Live Caption and Recorder, which debut exclusively when the Pixel 4 and Pixel 4 XL ship on October 22, are the direct result of this improvement. The former was first shown off at I/O and the latter leaked weeks ago. In fact, as a result of the leaks, Google didn’t even talk about Live Caption onstage this week and quickly skimmed over Recorder. But a closer look shows that they are indeed cut from the same cloth. Update: Google confirmed to me that Live Caption and Recorder use the same underlying speech model with some custom training for the different use cases.

Live Caption and Recorder work only in English. For Live Caption, Google plans to support more languages “in the near future.” For Recorder’s transcription and search functions, more languages are “coming soon.” Coincidence? I think not.

How Live Caption and Recorder work

Live Caption provides real-time continuous speech transcription of whatever is playing on your phone. The feature can caption any media, including songs, audio recordings, podcasts, phone calls, video calls, and so on. Live Caption can be accessed via the volume buttons; it appears as a software icon when the volume UI pops up. As soon as speech is detected, captions will appear on your phone screen. You can double-tap to show more, and also drag the captions to anywhere on your screen. You don’t need to open another app, and you don’t need a Wi-Fi or data connection.

The Recorder app records meetings, lectures, and anything else you point your phone’s microphone at. Like any other similar app, you can save recordings and listen to them later. Recorder goes further, however, by simultaneously transcribing speech, as well as automatically recognizing audio events like applause, birds, cats, dogs, laughter, music, roosters, speech, phones, and whistling. Furthermore, you can search within your recordings to find a specific word or sound. Here as well, you don’t need a Wi-Fi or data connection.

So Live Caption is for anything coming out of your phone’s speakers and Recorder is for anything coming into your phone’s microphone. That said, Live Caption and Recorder don’t work if you’re on a phone call, voice call, or video call.

Back at I/O, Brian Kemler, Android accessibility product manager, told me Google had no plans to let Live Caption support transcriptions. “Not for Live Caption. Obviously, we thought about that. But we want the captions to be truly captions in the sense that they’re ephemeral, if they help you understand or consume that experience. But we want to protect the people, the publishers, content, and content owners. We don’t want to give you the ability to pull out all that audio, transcribe it, and then do [whatever they want with it].”
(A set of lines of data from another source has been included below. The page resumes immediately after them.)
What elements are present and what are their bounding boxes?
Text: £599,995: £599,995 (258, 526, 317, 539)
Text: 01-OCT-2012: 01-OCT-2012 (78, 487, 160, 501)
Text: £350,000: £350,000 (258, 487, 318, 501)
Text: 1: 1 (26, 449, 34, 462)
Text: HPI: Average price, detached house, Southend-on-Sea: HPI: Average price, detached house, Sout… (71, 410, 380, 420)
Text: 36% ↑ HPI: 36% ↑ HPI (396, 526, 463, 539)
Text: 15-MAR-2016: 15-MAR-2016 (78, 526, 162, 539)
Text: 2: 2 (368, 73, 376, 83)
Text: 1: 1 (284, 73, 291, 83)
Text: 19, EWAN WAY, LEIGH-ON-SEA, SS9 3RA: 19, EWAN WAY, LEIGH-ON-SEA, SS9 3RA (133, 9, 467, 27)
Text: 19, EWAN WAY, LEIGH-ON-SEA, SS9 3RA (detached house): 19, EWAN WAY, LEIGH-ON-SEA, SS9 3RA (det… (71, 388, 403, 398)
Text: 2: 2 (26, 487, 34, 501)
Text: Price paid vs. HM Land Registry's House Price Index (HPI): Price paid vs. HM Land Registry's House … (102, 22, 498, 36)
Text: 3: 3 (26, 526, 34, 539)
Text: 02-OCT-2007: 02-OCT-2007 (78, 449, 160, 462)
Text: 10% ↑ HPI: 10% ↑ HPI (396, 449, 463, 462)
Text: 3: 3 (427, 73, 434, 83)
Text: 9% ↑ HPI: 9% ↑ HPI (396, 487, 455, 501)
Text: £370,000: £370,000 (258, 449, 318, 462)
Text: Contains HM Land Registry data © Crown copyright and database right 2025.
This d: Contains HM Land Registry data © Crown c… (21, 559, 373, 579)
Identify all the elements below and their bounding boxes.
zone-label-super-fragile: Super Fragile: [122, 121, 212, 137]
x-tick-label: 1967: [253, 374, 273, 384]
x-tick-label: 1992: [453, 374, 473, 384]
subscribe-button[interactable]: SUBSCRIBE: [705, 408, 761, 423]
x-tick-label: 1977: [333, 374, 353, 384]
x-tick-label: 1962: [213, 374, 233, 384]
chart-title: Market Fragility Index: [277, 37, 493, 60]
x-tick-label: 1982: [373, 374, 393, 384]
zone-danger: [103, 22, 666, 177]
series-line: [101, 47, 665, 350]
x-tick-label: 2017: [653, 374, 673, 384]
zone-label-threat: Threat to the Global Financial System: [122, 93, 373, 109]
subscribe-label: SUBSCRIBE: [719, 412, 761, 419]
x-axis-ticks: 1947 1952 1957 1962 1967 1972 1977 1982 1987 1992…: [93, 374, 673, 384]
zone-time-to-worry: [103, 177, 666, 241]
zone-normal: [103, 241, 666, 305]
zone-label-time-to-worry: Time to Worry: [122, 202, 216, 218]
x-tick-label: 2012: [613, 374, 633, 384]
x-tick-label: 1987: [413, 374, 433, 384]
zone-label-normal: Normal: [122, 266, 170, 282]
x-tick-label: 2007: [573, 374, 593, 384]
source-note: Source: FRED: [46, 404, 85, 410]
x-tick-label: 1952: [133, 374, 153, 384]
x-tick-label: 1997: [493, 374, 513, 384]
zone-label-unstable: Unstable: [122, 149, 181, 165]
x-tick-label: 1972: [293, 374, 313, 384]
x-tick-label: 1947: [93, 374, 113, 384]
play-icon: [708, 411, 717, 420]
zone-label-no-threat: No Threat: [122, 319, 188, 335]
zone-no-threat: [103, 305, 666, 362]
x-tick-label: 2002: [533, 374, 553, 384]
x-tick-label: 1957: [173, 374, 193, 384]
That’s what Recorder is for.

Android 10 required

Don’t confuse Live Caption and Recorder with Live Transcribe, which Google released in February. That tool uses machine learning algorithms to turn audio into real-time captions, but it relies on the cloud (specifically, the Google Cloud Speech API). Live Transcribe is available on 1.8 billion Android devices. Live Caption and Recorder may work on-device, but the number of devices is limited.
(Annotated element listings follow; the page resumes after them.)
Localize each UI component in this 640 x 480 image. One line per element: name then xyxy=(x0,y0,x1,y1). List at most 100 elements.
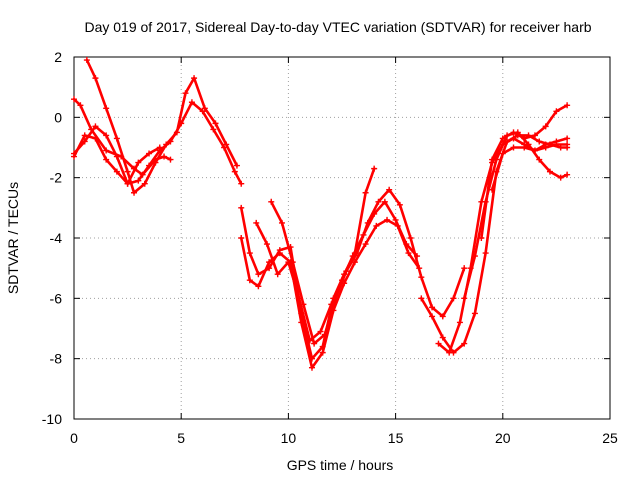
data-point xyxy=(274,271,281,278)
data-point xyxy=(103,156,110,163)
data-point xyxy=(135,177,142,184)
data-point xyxy=(461,340,468,347)
data-point xyxy=(238,204,245,211)
data-point xyxy=(375,198,382,205)
data-point xyxy=(81,132,88,139)
data-point xyxy=(510,129,517,136)
data-point xyxy=(278,219,285,226)
data-point xyxy=(429,313,436,320)
data-point xyxy=(531,147,538,154)
data-point xyxy=(510,135,517,142)
data-point xyxy=(531,132,538,139)
data-point xyxy=(306,337,313,344)
data-point xyxy=(135,159,142,166)
data-point xyxy=(319,349,326,356)
data-point xyxy=(191,75,198,82)
data-point xyxy=(103,132,110,139)
data-point xyxy=(223,141,230,148)
data-point xyxy=(103,147,110,154)
data-point xyxy=(77,102,84,109)
data-point xyxy=(156,144,163,151)
x-axis-label: GPS time / hours xyxy=(287,457,394,473)
data-point xyxy=(253,219,260,226)
data-point xyxy=(446,349,453,356)
data-point xyxy=(255,271,262,278)
x-tick-label: 0 xyxy=(70,430,78,446)
data-point xyxy=(542,123,549,130)
data-point xyxy=(266,259,273,266)
data-point xyxy=(407,235,414,241)
data-point xyxy=(201,105,208,112)
data-point xyxy=(364,219,371,226)
data-point xyxy=(542,141,549,148)
data-point xyxy=(564,135,571,142)
data-point xyxy=(233,162,240,169)
data-point xyxy=(381,198,388,205)
data-point xyxy=(546,168,553,175)
data-point xyxy=(343,268,350,275)
data-point xyxy=(71,153,77,160)
data-point xyxy=(131,189,138,196)
data-point xyxy=(553,138,560,145)
data-point xyxy=(362,189,369,196)
y-tick-label: -2 xyxy=(50,170,63,186)
data-point xyxy=(564,141,571,148)
series-trace-7 xyxy=(253,198,421,344)
data-point xyxy=(92,123,99,130)
data-point xyxy=(163,141,170,148)
data-point xyxy=(456,319,463,326)
data-point xyxy=(489,186,496,193)
data-point xyxy=(392,216,399,223)
data-point xyxy=(525,141,532,148)
data-point xyxy=(238,235,245,241)
data-point xyxy=(152,156,159,163)
data-point xyxy=(199,108,206,115)
data-point xyxy=(536,156,543,163)
series-trace-11 xyxy=(461,129,571,302)
data-point xyxy=(161,153,168,160)
data-point xyxy=(429,304,436,311)
data-point xyxy=(231,168,238,175)
data-point xyxy=(103,105,110,112)
x-tick-label: 10 xyxy=(281,430,297,446)
data-point xyxy=(238,180,245,187)
data-point xyxy=(167,156,174,163)
grid-lines xyxy=(74,57,610,419)
data-point xyxy=(276,250,283,257)
y-tick-label: -4 xyxy=(50,230,63,246)
data-point xyxy=(521,144,528,151)
data-point xyxy=(418,274,425,281)
data-point xyxy=(510,144,517,151)
data-point xyxy=(439,313,446,320)
data-point xyxy=(478,235,485,241)
data-point xyxy=(373,222,380,229)
y-tick-label: 0 xyxy=(54,109,62,125)
data-point xyxy=(396,201,403,208)
data-point xyxy=(298,319,305,326)
data-point xyxy=(71,96,77,103)
data-point xyxy=(141,180,148,187)
data-point xyxy=(321,331,328,338)
data-point xyxy=(471,253,478,260)
data-point xyxy=(221,144,228,151)
data-point xyxy=(317,328,324,335)
data-point xyxy=(461,295,468,302)
data-point xyxy=(439,334,446,341)
y-tick-label: -6 xyxy=(50,290,63,306)
data-point xyxy=(450,295,457,302)
data-point xyxy=(553,108,560,115)
data-point xyxy=(88,126,95,133)
data-point xyxy=(289,259,296,266)
y-tick-label: 2 xyxy=(54,49,62,65)
data-point xyxy=(557,174,564,181)
series-trace-13 xyxy=(489,135,571,193)
series-trace-6 xyxy=(238,216,423,371)
data-point xyxy=(403,241,410,248)
data-point xyxy=(418,295,425,302)
y-tick-label: -10 xyxy=(42,411,62,427)
x-tick-label: 5 xyxy=(177,430,185,446)
data-point xyxy=(131,165,138,172)
chart-title: Day 019 of 2017, Sidereal Day-to-day VTE… xyxy=(84,19,591,35)
data-point xyxy=(311,340,318,347)
data-point xyxy=(308,364,315,371)
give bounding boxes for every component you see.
Google says that the Pixel 4 and Pixel 4 XL use a Pixel Neural Core for on-device processing. Live Caption is coming to the Pixel 3, Pixel 3a, Pixel 3 XL, and Pixel 3 XL “later this year.” Google is also “working closely with other Android phone manufacturers to make it more widely available in the coming year.” Obviously, none of these have a Pixel Neural Core (Pixel 3 and Pixel 3 XL have a Pixel Visual Core, the Pixel 3a and Pixel 3a XL have neither).
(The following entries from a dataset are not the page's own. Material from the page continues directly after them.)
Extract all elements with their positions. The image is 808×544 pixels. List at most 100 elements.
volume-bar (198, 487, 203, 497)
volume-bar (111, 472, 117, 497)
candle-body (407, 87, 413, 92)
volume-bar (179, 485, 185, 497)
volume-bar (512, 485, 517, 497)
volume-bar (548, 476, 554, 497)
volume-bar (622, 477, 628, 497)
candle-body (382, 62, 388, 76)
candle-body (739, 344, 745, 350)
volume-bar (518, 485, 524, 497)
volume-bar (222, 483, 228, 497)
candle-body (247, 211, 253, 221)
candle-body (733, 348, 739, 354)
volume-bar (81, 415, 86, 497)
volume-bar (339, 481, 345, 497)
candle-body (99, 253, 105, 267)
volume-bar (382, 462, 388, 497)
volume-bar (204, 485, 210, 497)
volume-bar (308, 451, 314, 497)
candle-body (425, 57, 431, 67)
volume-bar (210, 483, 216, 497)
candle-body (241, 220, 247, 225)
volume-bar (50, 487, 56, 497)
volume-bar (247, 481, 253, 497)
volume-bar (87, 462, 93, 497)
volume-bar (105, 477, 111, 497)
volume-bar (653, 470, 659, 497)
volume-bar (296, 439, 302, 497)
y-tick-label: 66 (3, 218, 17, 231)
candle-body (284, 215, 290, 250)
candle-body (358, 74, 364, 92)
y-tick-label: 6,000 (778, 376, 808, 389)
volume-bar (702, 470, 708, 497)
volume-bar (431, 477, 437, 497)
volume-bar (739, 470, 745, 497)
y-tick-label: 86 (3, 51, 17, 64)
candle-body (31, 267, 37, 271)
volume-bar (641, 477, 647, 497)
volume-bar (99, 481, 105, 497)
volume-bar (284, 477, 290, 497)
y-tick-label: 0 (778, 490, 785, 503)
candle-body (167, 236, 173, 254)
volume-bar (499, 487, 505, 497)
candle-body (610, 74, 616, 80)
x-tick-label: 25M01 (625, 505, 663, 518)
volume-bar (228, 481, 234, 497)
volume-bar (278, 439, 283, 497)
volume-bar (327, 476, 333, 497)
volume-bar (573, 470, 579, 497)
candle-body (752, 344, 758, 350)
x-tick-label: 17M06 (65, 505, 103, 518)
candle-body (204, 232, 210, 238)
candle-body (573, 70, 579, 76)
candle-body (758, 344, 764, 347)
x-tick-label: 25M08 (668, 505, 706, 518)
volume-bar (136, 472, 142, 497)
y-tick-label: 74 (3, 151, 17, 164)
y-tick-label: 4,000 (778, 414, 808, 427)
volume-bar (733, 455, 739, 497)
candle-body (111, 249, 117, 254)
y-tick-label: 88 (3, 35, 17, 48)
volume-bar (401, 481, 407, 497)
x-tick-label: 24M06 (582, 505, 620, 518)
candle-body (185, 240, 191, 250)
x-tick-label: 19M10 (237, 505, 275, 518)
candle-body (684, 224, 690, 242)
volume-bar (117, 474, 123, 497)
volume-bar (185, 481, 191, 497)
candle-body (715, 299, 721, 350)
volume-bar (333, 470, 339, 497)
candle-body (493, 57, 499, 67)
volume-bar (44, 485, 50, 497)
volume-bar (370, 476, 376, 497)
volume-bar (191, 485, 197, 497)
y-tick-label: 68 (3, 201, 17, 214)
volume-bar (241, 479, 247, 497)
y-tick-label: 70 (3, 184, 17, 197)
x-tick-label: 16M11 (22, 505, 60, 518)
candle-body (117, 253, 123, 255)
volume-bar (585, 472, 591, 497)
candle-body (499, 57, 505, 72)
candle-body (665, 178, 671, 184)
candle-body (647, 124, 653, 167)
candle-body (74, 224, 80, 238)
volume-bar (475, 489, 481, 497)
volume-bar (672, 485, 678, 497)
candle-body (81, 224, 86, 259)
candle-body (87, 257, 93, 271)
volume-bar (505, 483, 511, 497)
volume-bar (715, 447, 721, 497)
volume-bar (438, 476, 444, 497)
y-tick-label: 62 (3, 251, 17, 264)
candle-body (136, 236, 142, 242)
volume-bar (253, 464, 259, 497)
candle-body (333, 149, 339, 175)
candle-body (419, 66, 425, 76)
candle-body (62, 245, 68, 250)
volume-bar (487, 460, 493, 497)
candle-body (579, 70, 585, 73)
We can conclude that Live Caption will work best on the Pixel 4 and Pixel 4 XL, but Google is clearly able to get it to work without the Pixel Neural Core. (In fact, Kemler showed it to me on a Pixel 3a back in May.)

We can conclude the same for Recorder. The app leaked late last month. Enthusiasts were able to get it to work on various devices, including non-Pixel phones. The only real requirement seemed to be Android 10.

Google’s strategy here seems obvious to me. The company will use the Pixel 4 and Pixel 4 XL to show off Live Caption and Recorder in English. As the company adds more languages and gets comfortable with performance, Live Caption and Recorder will become more widely available. First on older Pixel phones, and eventually on other Android devices.

That way, Google will be able to say it’s bringing cool AI features to more and more people. At the same time, it will ensure that anyone buying the latest Pixel phone is getting its cutting-edge AI features first.